Ok, I’ll admit that I don’t get it. Maybe I’m just missing something, because these are all basic statistics things. But I thought the central limit theorem protects you against an extreme false positive rate. That the sampling distribution should be normal, not necessarily the population, and that the sampling distribution becomes normal relatively quickly if you have a decent sample size. 20 subjects being ‘decent’ though a bit small.
I quickly checked with a Matlab simulation. Even with a very non-normal distribution, even with ‘only’ 20 subjects, if I repeat many replications of drawing 2 sets of 20 observations from the same skewed distribution and do a independent samples t test on it, I get a false positive (P < 0.05) only about 5% of the time. I don't get 'upwards of 20%' at all, not even close. Am I doing this wrong? I am missing something?

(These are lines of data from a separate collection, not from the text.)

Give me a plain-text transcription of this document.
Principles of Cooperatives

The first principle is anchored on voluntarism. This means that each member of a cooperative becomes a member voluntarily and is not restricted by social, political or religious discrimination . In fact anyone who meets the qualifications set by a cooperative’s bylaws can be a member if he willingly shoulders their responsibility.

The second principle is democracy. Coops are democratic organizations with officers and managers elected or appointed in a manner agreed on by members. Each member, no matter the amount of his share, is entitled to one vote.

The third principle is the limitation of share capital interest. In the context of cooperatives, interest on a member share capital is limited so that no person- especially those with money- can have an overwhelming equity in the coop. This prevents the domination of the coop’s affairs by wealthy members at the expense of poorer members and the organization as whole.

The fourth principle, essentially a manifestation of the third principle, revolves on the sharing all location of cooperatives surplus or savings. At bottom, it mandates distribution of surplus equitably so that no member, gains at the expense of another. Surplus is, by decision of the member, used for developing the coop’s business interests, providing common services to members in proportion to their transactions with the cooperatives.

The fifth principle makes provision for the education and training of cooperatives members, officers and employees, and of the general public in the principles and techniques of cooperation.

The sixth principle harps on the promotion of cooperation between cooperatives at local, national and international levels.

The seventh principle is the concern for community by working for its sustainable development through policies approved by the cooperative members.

Thanks for that comment – you were not missing something – we were missing something. The line on its own implied a random sampling relating to the 20% which we did not intend. We have now fixed it. The missing bit is ‘…if you have certain kinds of sampling biases in your design (e.g. for the population distribution reflects some underlying third demographic criteria which was overlooked and you consistently drew controls from one group such as University Students but the other group from the hospital across town)’. Hope that clarifies.
I honestly think all this is a little confusing. If the sampling bias is like you describe in the example, it’s more easily understood as actually drawing from two different populations. Of course then the interpretation is wrong as you say. But not quite for the reasons implied here. For instance, I think the same (as your example) applies to a normal distribution, I don’t think it relates at all to whether or not the population is skewed. It’s also not true as far as I know that the test assumes that the population is normally distributed. Rather, the test assumes that the sampling distribution is normally distributed. And this is the case with a sufficiently large sample (20 being not that bad). That’s the central limit theorem at work. So it seems to me you are making important points, but describing them slightly inaccurately in a way that’s perhaps a bit confusing? But I am no expert so I could also just be wrong about some of these things.
The reason it relates more to long tailed population distributions is because if the population distribution is a reflection of a dimension other than the dimension of interest, then there is much greater potential for unknown sampling bias to magnify differences that don’t exist along the dimension studied. I agree though, it probably needs more detailed explanation of different scenarios for specific distribution types.